Transcending its subject, Never Look Away engages in relatable themes and ideas. Kotsonis’ reflections on the loneliness of returning to civilian life and the misunderstanding of experiences of war offer a possible explanation as to why war is often glorified or sensationalised.
“She would tell you in so many different ways that she didn’t care about people. ‘People are screwed. People are bad. Humanity is a mess,’” says Kotsonis. Moth, however, was a deeply empathetic person. She was driven to document the experiences of innocents caught up in war and to speak up for them. She challenges cynicism’s negative connotation and asks us to interrogate the source of a person’s cynicism or pessimism before we hastily judge or condemn.
The words of Stein and CNN’s Chief International Anchor, Christiane Amanpour, strike a powerful chord. They remind us that combat journalism has the power to create change. “Her pictures told the truth.

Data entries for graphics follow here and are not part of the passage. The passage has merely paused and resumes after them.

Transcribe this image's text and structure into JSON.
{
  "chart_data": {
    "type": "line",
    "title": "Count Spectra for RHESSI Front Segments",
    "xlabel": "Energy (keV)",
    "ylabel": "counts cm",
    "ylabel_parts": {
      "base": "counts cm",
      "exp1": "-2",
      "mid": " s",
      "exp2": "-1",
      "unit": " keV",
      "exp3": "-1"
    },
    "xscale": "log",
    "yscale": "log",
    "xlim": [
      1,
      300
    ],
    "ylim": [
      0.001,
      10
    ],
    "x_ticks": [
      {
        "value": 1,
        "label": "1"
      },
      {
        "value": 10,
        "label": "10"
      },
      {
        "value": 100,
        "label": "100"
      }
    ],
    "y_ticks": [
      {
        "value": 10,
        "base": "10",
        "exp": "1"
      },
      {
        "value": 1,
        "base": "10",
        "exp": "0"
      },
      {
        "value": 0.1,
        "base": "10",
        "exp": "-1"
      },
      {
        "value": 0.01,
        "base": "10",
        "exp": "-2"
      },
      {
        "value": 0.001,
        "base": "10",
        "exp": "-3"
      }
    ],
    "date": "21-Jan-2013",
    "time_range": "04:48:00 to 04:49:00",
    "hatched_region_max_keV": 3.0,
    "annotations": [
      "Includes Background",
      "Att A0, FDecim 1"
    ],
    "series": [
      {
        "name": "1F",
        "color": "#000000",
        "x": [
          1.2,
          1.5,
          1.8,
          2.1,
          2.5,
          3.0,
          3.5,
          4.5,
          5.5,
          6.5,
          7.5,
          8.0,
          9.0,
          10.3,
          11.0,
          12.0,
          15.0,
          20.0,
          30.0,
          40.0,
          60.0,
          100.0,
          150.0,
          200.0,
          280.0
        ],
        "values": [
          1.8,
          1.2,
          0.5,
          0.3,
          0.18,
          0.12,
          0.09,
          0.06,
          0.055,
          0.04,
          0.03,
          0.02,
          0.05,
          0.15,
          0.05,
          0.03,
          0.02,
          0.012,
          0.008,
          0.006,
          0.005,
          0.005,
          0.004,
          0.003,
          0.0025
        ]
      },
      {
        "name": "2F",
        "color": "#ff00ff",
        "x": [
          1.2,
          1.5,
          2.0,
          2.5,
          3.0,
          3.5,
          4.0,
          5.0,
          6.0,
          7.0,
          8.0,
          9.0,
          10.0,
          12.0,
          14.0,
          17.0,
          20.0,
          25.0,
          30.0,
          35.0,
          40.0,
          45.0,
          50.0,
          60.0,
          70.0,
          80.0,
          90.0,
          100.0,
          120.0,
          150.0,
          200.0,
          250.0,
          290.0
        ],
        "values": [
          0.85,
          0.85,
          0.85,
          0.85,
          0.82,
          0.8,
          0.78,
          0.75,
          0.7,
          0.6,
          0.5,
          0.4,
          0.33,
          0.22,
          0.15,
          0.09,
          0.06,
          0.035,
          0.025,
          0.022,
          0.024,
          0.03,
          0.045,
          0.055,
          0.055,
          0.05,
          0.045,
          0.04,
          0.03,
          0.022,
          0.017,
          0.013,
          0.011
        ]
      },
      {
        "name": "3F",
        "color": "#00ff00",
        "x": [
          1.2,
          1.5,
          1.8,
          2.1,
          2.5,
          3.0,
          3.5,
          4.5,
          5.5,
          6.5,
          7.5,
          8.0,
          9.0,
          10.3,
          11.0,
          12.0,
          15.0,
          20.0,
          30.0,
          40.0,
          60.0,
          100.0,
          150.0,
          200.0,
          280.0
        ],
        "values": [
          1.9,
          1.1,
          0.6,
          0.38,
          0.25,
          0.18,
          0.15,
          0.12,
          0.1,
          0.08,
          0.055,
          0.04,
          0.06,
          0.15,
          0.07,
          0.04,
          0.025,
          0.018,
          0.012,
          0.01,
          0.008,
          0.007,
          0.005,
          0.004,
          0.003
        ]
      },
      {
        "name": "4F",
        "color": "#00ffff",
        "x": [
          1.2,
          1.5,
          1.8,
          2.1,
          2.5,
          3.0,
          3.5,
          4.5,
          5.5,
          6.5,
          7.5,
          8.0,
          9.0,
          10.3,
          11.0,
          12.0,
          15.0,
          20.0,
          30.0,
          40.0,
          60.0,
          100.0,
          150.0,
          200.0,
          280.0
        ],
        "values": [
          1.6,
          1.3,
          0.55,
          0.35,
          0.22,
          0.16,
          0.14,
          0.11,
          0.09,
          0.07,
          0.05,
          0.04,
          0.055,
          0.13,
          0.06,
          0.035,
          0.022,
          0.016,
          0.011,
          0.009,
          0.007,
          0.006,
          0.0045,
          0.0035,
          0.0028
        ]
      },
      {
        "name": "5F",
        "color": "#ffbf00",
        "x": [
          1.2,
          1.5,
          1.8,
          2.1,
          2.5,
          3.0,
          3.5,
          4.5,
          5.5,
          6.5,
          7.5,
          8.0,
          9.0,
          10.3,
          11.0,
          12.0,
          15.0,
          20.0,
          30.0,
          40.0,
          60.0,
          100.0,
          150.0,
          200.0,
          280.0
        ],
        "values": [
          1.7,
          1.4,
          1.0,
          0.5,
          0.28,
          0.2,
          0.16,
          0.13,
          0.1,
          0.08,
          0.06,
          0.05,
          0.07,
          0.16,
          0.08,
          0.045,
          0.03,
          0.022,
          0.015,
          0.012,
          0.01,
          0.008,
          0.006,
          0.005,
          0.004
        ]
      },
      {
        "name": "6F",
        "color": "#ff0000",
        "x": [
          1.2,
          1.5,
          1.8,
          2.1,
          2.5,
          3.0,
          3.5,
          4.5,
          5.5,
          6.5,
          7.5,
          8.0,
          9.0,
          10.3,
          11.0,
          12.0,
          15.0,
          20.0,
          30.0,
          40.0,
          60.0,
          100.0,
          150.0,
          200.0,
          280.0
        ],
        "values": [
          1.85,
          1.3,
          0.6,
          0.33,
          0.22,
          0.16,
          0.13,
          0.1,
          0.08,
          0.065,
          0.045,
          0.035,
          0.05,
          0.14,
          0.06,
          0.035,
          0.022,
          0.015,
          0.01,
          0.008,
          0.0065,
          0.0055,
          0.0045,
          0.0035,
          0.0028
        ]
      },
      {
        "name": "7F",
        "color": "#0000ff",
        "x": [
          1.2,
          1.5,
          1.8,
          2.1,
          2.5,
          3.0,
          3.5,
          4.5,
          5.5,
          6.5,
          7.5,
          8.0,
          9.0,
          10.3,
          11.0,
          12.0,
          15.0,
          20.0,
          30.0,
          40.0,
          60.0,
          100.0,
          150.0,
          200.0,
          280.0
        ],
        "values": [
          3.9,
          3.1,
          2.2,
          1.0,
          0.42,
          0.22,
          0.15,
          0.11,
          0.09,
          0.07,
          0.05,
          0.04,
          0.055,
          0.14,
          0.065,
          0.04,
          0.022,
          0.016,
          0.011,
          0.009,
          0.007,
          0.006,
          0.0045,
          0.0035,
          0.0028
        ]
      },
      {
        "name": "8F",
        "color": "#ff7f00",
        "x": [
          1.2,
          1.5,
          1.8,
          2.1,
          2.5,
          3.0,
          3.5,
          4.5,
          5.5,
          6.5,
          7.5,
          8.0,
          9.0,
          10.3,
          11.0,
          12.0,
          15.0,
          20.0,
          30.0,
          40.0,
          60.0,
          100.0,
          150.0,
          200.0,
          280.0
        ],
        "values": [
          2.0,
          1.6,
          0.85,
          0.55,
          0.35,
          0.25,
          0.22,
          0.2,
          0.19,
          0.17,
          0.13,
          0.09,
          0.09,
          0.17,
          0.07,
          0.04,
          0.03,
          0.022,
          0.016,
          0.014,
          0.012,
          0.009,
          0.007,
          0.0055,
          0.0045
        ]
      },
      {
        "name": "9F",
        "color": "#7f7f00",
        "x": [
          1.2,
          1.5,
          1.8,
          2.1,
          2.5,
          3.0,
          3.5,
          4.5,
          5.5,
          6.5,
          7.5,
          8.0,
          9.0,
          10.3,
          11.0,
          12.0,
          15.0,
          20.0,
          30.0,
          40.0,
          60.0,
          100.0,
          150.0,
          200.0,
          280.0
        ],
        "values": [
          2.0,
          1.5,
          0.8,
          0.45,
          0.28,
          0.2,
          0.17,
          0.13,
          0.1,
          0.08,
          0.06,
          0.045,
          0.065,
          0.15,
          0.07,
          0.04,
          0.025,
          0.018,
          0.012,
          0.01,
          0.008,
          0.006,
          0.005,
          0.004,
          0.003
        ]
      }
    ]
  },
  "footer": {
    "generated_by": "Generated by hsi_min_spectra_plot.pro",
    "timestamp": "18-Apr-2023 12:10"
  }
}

Our stories and Margaret’s pictures gradually forced our democracies not to turn away,” says Amanpour, speaking about the Bosnian War. “After a terrible massacre at Srebrenica, the US-led coalition came in, and in about two weeks with very few casualties, if any, on the Serb side, they bombed the Serbian military installations around the hills that were surrounding the valley in which Sarajevo was located. And the war stopped. It was as simple as that. … And I attribute that in large part to the journalism in Bosnia and to the pictures that camerawomen like Margaret Moth and all her colleagues sent out into the world.”
Amanpour’s words are a timely reminder of how the courage of combat journalists is devalued if their images and stories are not acted on. Never Look Away challenges the media to adhere to its principles of objective journalism under the pressure of right- and left-wing adversarial agendas.
Never Look Away screened in the World Cinema Documentary Competition at the 2024 Sundance Film Festival.